Em segundo lugar, pela impossibilidade de se constituir um direito de crédito a seu favor por despesas por si realizadas num imóvel que lhe pertence, uma vez que, sendo o Estado português o proprietário do imóvel, não lhe assiste o direito a ser ressarcido por parte de serviços que tutela, de despesas realizadas no mesmo para a sua conservação, já que, no fundo, nele se concentrariam a qualidade de credor e devedor da mesma obrigação.
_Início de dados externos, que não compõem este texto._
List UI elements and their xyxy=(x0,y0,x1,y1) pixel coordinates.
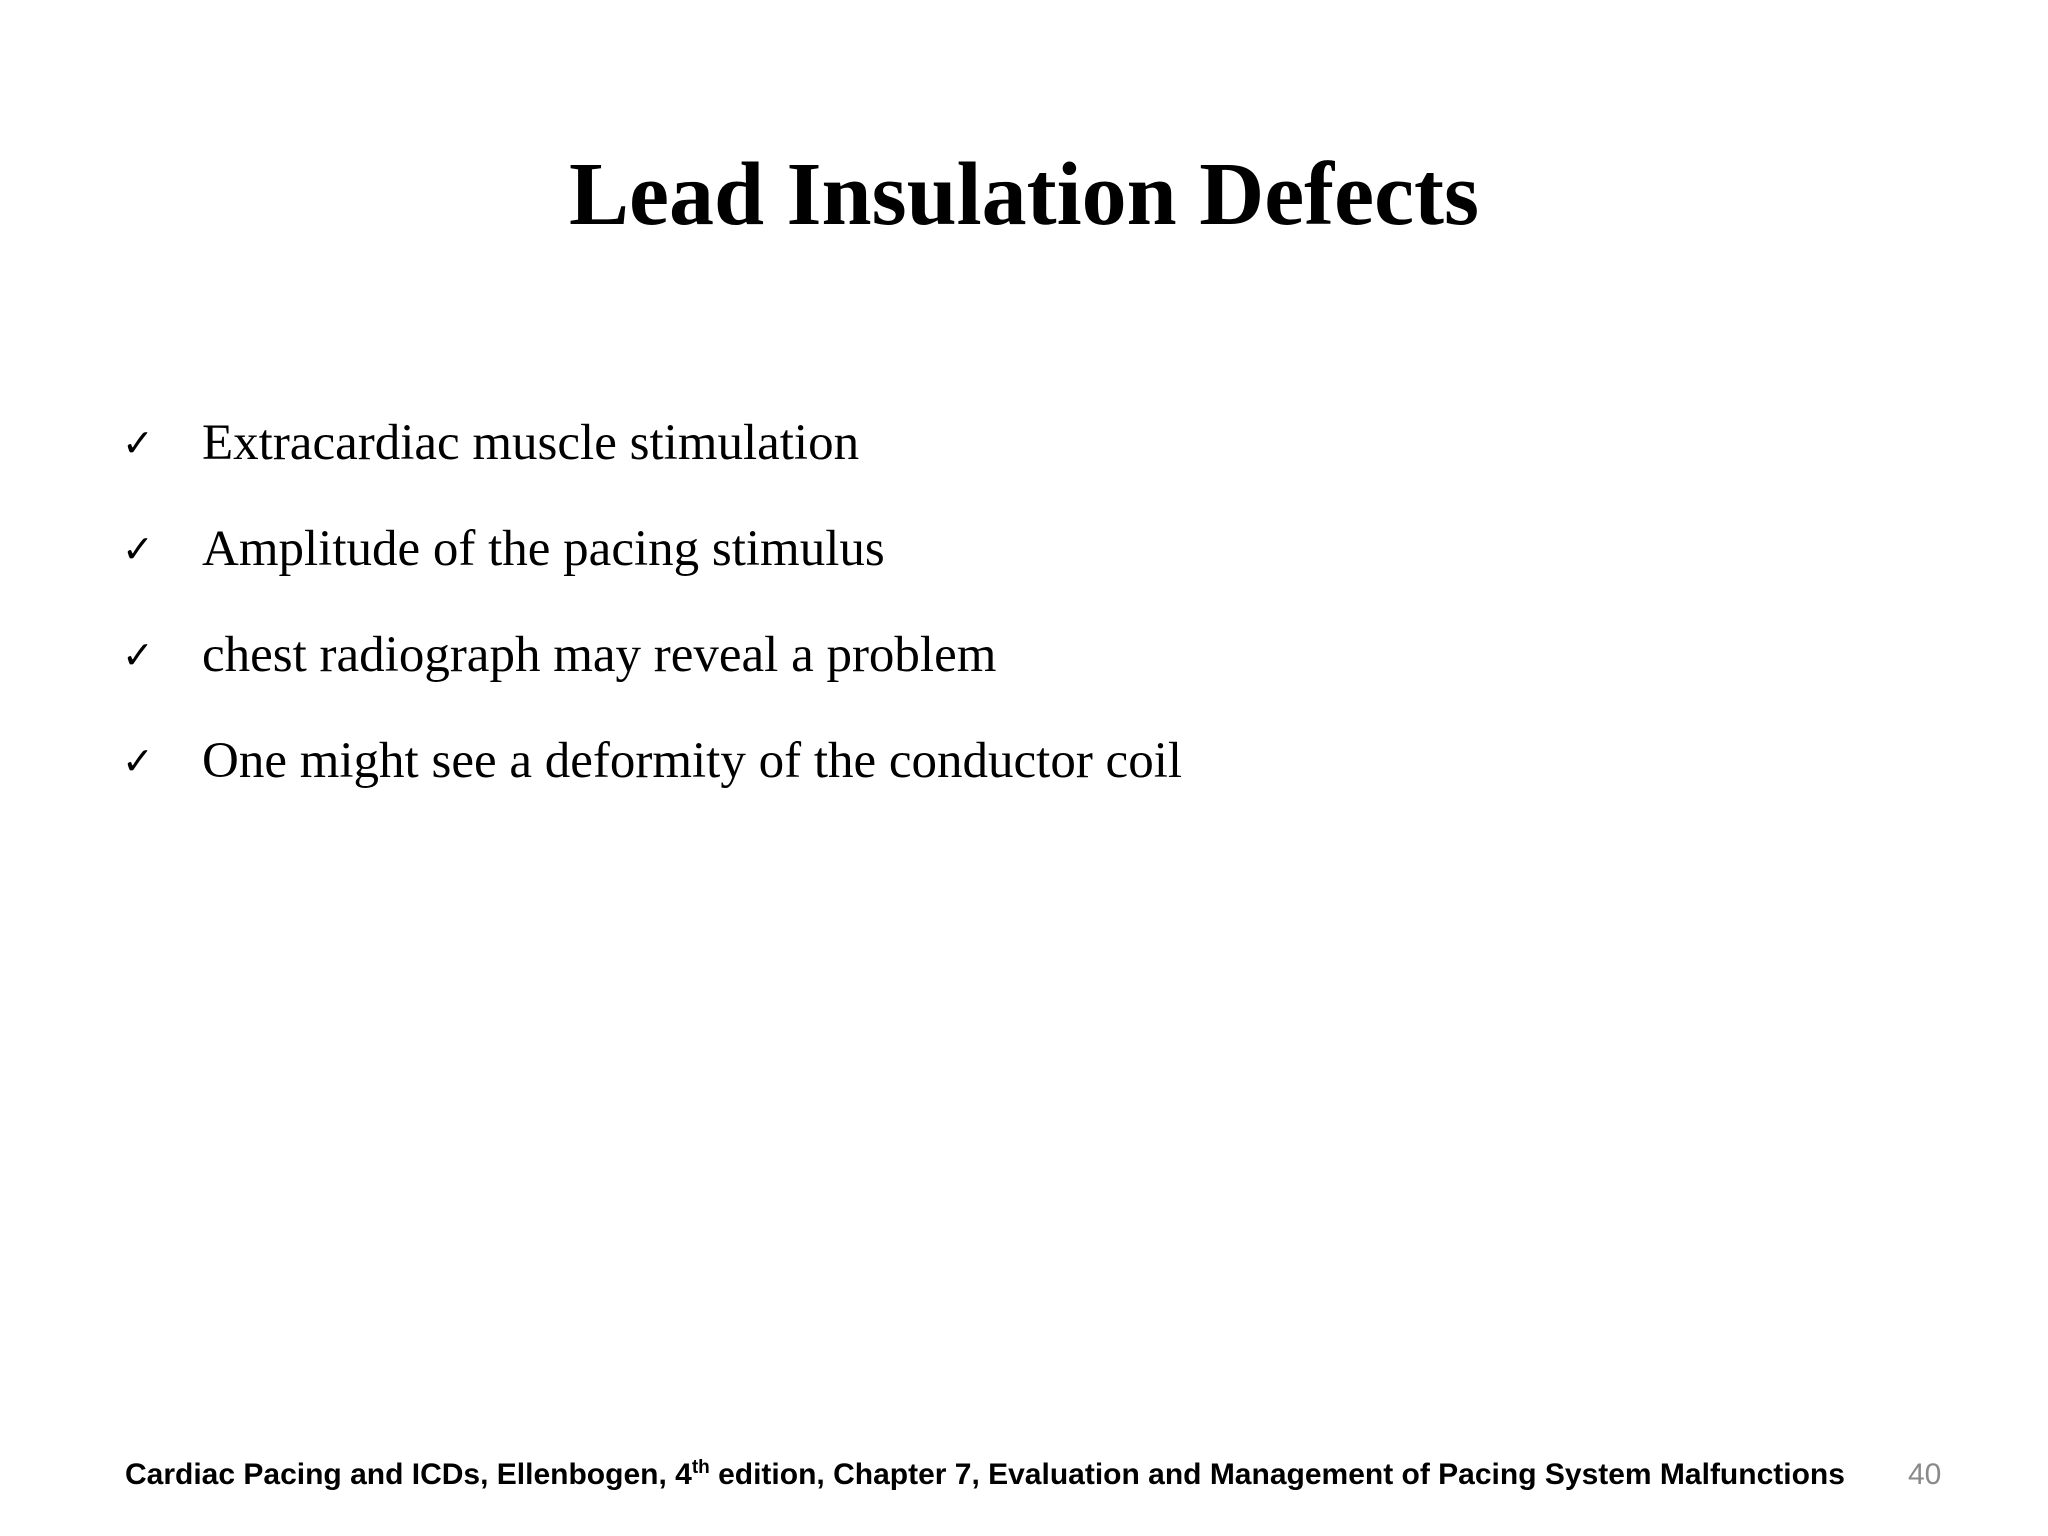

Finalmente, à mesma conclusão se chegaria se considerássemos que o Autor são os próprios SSAP, já que estes são um serviço central da administração direta do Estado, dotado de autonomia administrativa e financeira, conforme dispõe o artigo 1.º do Decreto-Lei n.º 49/2012, de 29 de fevereiro, com receitas provenientes, para além de outras fontes, das dotações atribuídas através do Orçamento do Estado [artigo 7.º, alínea a)]. Por seu turno, de acordo com o previsto no artigo 5.º, n.º 1, do DL n.º 12/2005, de 26 de janeiro, que estabeleceu a natureza e regime jurídico do Réu, Centro Hospitalar de Setúbal, E.P.E., “as entidades públicas empresariais abrangidas pelo presente decreto-lei são pessoas coletivas de direito público de natureza empresarial dotadas de autonomia administrativa, financeira e patrimonial”. Pese embora este diploma tenha entretanto sido revogado pelo DL n.º 18/2017, de 10 de fevereiro, conforme decorre do artigo 15.º, n.º 1, do diploma atualmente vigente, o Réu manteve aquela natureza, significando isso que, por via do respetivo artigo 16.º, o seu capital estatutário é detido pelo Estado, sendo o seu financiamento efetuado (nos termos da base XXXIII, n.º 1, da Lei de Bases da Saúde, aprovada pela Lei n.º 48/90, de 24 de agosto, alterada pela Lei n.º 27/2002, de 8 de novembro), pelo Orçamento do Estado. Consequentemente, recebendo o Réu os seus recursos do orçamento do Estado Português, e sendo este o Autor, nunca existiria qualquer utilidade na cobrança por via judicial de um valor a favor do Estado, para cuja satisfação seria este a fornecer os recursos."
*3. [Comentário] A ser verdade o que se afirma no acórdão quanto ao Estado/Autor e ao Estado/Réu (e que não há motivos para duvidar), o acórdão é exemplo de uma das raras situações de violação do princípio da dualidade das partes. A mesma entidade -- in casu, o Estado -- é autor e réu.